Simulation outputs are presented through interactive two dimensional and three dimensional terrain visualisations, elevation change maps, and comparisons between initial and simulated topography. Rather than producing static results, the system allows landscape change to be observed progressively across extended timescales. Users can explore how environmental conditions influence gradual terrain development and examine how different assumptions alter long term outcomes. By visualising processes that normally occur over centuries to millennia, the model supports interpretation of environmental dynamics that cannot be directly observed within human lifetimes and encourages discussion about potential future landscape states.

For participatory application, the framework is applied to Indigenous landscapes in Aotearoa New Zealand, where relationships with ancestral land emphasise continuity across generations. The project seeks to undertake community engagement workshops with Māori communities in which participants interact directly with simulations and collectively examine possible environmental futures. Participants explore alternative scenarios and discuss the implications of gradual environmental change for culturally significant landscape features. Through this collaborative process, modelling becomes a shared interpretive activity that supports dialogue and understanding rather than a purely technical analysis conducted by researchers alone.

This engagement reveals an additional dimension often absent from numerical geomorphology. The study highlights the importance of geoethics within landscape evolution modelling by incorporating Indigenous knowledge and stewardship perspectives into model interpretation. The simulations function as a medium for communication between scientific understanding and community knowledge, supporting culturally grounded responses to environmental change. By combining accessible modelling, transparent workflows, and participatory engagement, the work demonstrates how predictive environmental modelling can move beyond academic research and contribute to collaborative environmental stewardship and long term landscape care.

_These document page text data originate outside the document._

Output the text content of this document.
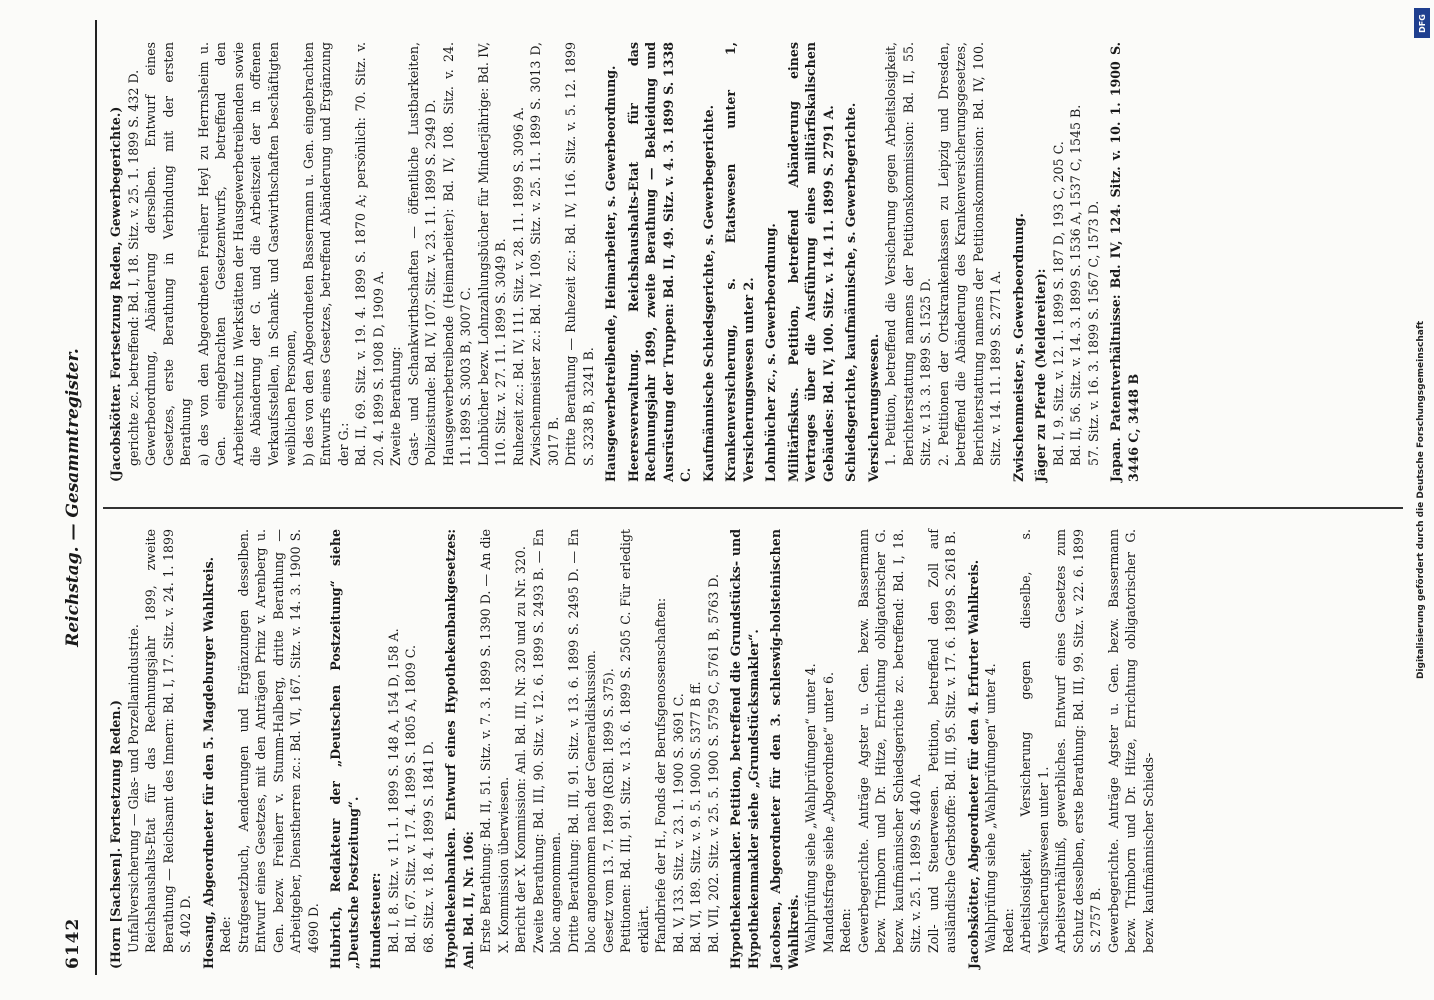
6142
Reichstag. — Gesammtregister.

(Horn [Sachsen]. Fortsetzung Reden.) Unfallversicherung — Glas- und Porzellanindustrie. Reichshaushalts-Etat für das Rechnungsjahr 1899, zweite Berathung — Reichsamt des Innern: Bd. I, 17. Sitz. v. 24. 1. 1899 S. 402 D. Hosang, Abgeordneter für den 5. Magdeburger Wahlkreis. Rede: Strafgesetzbuch, Aenderungen und Ergänzungen desselben. Entwurf eines Gesetzes, mit den Anträgen Prinz v. Arenberg u. Gen. bezw. Freiherr v. Stumm-Halberg, dritte Berathung — Arbeitgeber, Dienstherren zc.: Bd. VI, 167. Sitz. v. 14. 3. 1900 S. 4690 D. Hubrich, Redakteur der „Deutschen Postzeitung“ siehe „Deutsche Postzeitung“. Hundesteuer: Bd. I, 8. Sitz. v. 11. 1. 1899 S. 148 A, 154 D, 158 A. Bd. II, 67. Sitz. v. 17. 4. 1899 S. 1805 A, 1809 C. 68. Sitz. v. 18. 4. 1899 S. 1841 D. Hypothekenbanken. Entwurf eines Hypothekenbankgesetzes: Anl. Bd. II, Nr. 106: Erste Berathung: Bd. II, 51. Sitz. v. 7. 3. 1899 S. 1390 D. — An die X. Kommission überwiesen. Bericht der X. Kommission: Anl. Bd. III, Nr. 320 und zu Nr. 320. Zweite Berathung: Bd. III, 90. Sitz. v. 12. 6. 1899 S. 2493 B. — En bloc angenommen. Dritte Berathung: Bd. III, 91. Sitz. v. 13. 6. 1899 S. 2495 D. — En bloc angenommen nach der Generaldiskussion. Gesetz vom 13. 7. 1899 (RGBl. 1899 S. 375). Petitionen: Bd. III, 91. Sitz. v. 13. 6. 1899 S. 2505 C. Für erledigt erklärt. Pfandbriefe der H., Fonds der Berufsgenossenschaften: Bd. V, 133. Sitz. v. 23. 1. 1900 S. 3691 C. Bd. VI, 189. Sitz. v. 9. 5. 1900 S. 5377 B ff. Bd. VII, 202. Sitz. v. 25. 5. 1900 S. 5759 C, 5761 B, 5763 D. Hypothekenmakler. Petition, betreffend die Grundstücks- und Hypothekenmakler siehe „Grundstücksmakler“. Jacobsen, Abgeordneter für den 3. schleswig-holsteinischen Wahlkreis. Wahlprüfung siehe „Wahlprüfungen“ unter 4. Mandatsfrage siehe „Abgeordnete“ unter 6. Reden: Gewerbegerichte. Anträge Agster u. Gen. bezw. Bassermann bezw. Trimborn und Dr. Hitze, Errichtung obligatorischer G. bezw. kaufmännischer Schiedsgerichte zc. betreffend: Bd. I, 18. Sitz. v. 25. 1. 1899 S. 440 A. Zoll- und Steuerwesen. Petition, betreffend den Zoll auf ausländische Gerbstoffe: Bd. III, 95. Sitz. v. 17. 6. 1899 S. 2618 B. Jacobskötter, Abgeordneter für den 4. Erfurter Wahlkreis. Wahlprüfung siehe „Wahlprüfungen“ unter 4. Reden: Arbeitslosigkeit, Versicherung gegen dieselbe, s. Versicherungswesen unter 1. Arbeitsverhältniß, gewerbliches. Entwurf eines Gesetzes zum Schutz desselben, erste Berathung: Bd. III, 99. Sitz. v. 22. 6. 1899 S. 2757 B. Gewerbegerichte. Anträge Agster u. Gen. bezw. Bassermann bezw. Trimborn und Dr. Hitze, Errichtung obligatorischer G. bezw. kaufmännischer Schieds-

(Jacobskötter. Fortsetzung Reden, Gewerbegerichte.) gerichte zc. betreffend: Bd. I, 18. Sitz. v. 25. 1. 1899 S. 432 D. Gewerbeordnung, Abänderung derselben. Entwurf eines Gesetzes, erste Berathung in Verbindung mit der ersten Berathung a) des von den Abgeordneten Freiherr Heyl zu Herrnsheim u. Gen. eingebrachten Gesetzentwurfs, betreffend den Arbeiterschutz in Werkstätten der Hausgewerbetreibenden sowie die Abänderung der G. und die Arbeitszeit der in offenen Verkaufsstellen, in Schank- und Gastwirthschaften beschäftigten weiblichen Personen, b) des von den Abgeordneten Bassermann u. Gen. eingebrachten Entwurfs eines Gesetzes, betreffend Abänderung und Ergänzung der G.: Bd. II, 69. Sitz. v. 19. 4. 1899 S. 1870 A; persönlich: 70. Sitz. v. 20. 4. 1899 S. 1908 D, 1909 A. Zweite Berathung: Gast- und Schankwirthschaften — öffentliche Lustbarkeiten, Polizeistunde: Bd. IV, 107. Sitz. v. 23. 11. 1899 S. 2949 D. Hausgewerbetreibende (Heimarbeiter): Bd. IV, 108. Sitz. v. 24. 11. 1899 S. 3003 B, 3007 C. Lohnbücher bezw. Lohnzahlungsbücher für Minderjährige: Bd. IV, 110. Sitz. v. 27. 11. 1899 S. 3049 B. Ruhezeit zc.: Bd. IV, 111. Sitz. v. 28. 11. 1899 S. 3096 A. Zwischenmeister zc.: Bd. IV, 109. Sitz. v. 25. 11. 1899 S. 3013 D, 3017 B. Dritte Berathung — Ruhezeit zc.: Bd. IV, 116. Sitz. v. 5. 12. 1899 S. 3238 B, 3241 B. Hausgewerbetreibende, Heimarbeiter, s. Gewerbeordnung. Heeresverwaltung. Reichshaushalts-Etat für das Rechnungsjahr 1899, zweite Berathung — Bekleidung und Ausrüstung der Truppen: Bd. II, 49. Sitz. v. 4. 3. 1899 S. 1338 C. Kaufmännische Schiedsgerichte, s. Gewerbegerichte. Krankenversicherung, s. Etatswesen unter 1, Versicherungswesen unter 2. Lohnbücher zc., s. Gewerbeordnung. Militärfiskus. Petition, betreffend Abänderung eines Vertrages über die Ausführung eines militärfiskalischen Gebäudes: Bd. IV, 100. Sitz. v. 14. 11. 1899 S. 2791 A. Schiedsgerichte, kaufmännische, s. Gewerbegerichte. Versicherungswesen. 1. Petition, betreffend die Versicherung gegen Arbeitslosigkeit, Berichterstattung namens der Petitionskommission: Bd. II, 55. Sitz. v. 13. 3. 1899 S. 1525 D. 2. Petitionen der Ortskrankenkassen zu Leipzig und Dresden, betreffend die Abänderung des Krankenversicherungsgesetzes, Berichterstattung namens der Petitionskommission: Bd. IV, 100. Sitz. v. 14. 11. 1899 S. 2771 A. Zwischenmeister, s. Gewerbeordnung. Jäger zu Pferde (Meldereiter): Bd. I, 9. Sitz. v. 12. 1. 1899 S. 187 D, 193 C, 205 C. Bd. II, 56. Sitz. v. 14. 3. 1899 S. 1536 A, 1537 C, 1545 B. 57. Sitz. v. 16. 3. 1899 S. 1567 C, 1573 D. Japan. Patentverhältnisse: Bd. IV, 124. Sitz. v. 10. 1. 1900 S. 3446 C, 3448 B	Digitalisierung gefördert durch die Deutsche Forschungsgemeinschaft
DFG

Finally, the study emphasises methodological transparency through an explicitly open and reproducible workflow. The system is implemented entirely using freely available open-source geospatial software, and the modelling code, configuration files, and demonstration datasets will be publicly released under an open-source licence. This allows independent verification of results, replication of simulations, and adaptation of the framework to different environmental and planning contexts. By removing dependence on proprietary platforms, the approach lowers practical barriers for practitioners and communities while supporting reproducible research standards. In doing so, the work positions landscape evolution modelling as a transparent and transferable analytical tool rather than a closed, specialist research product.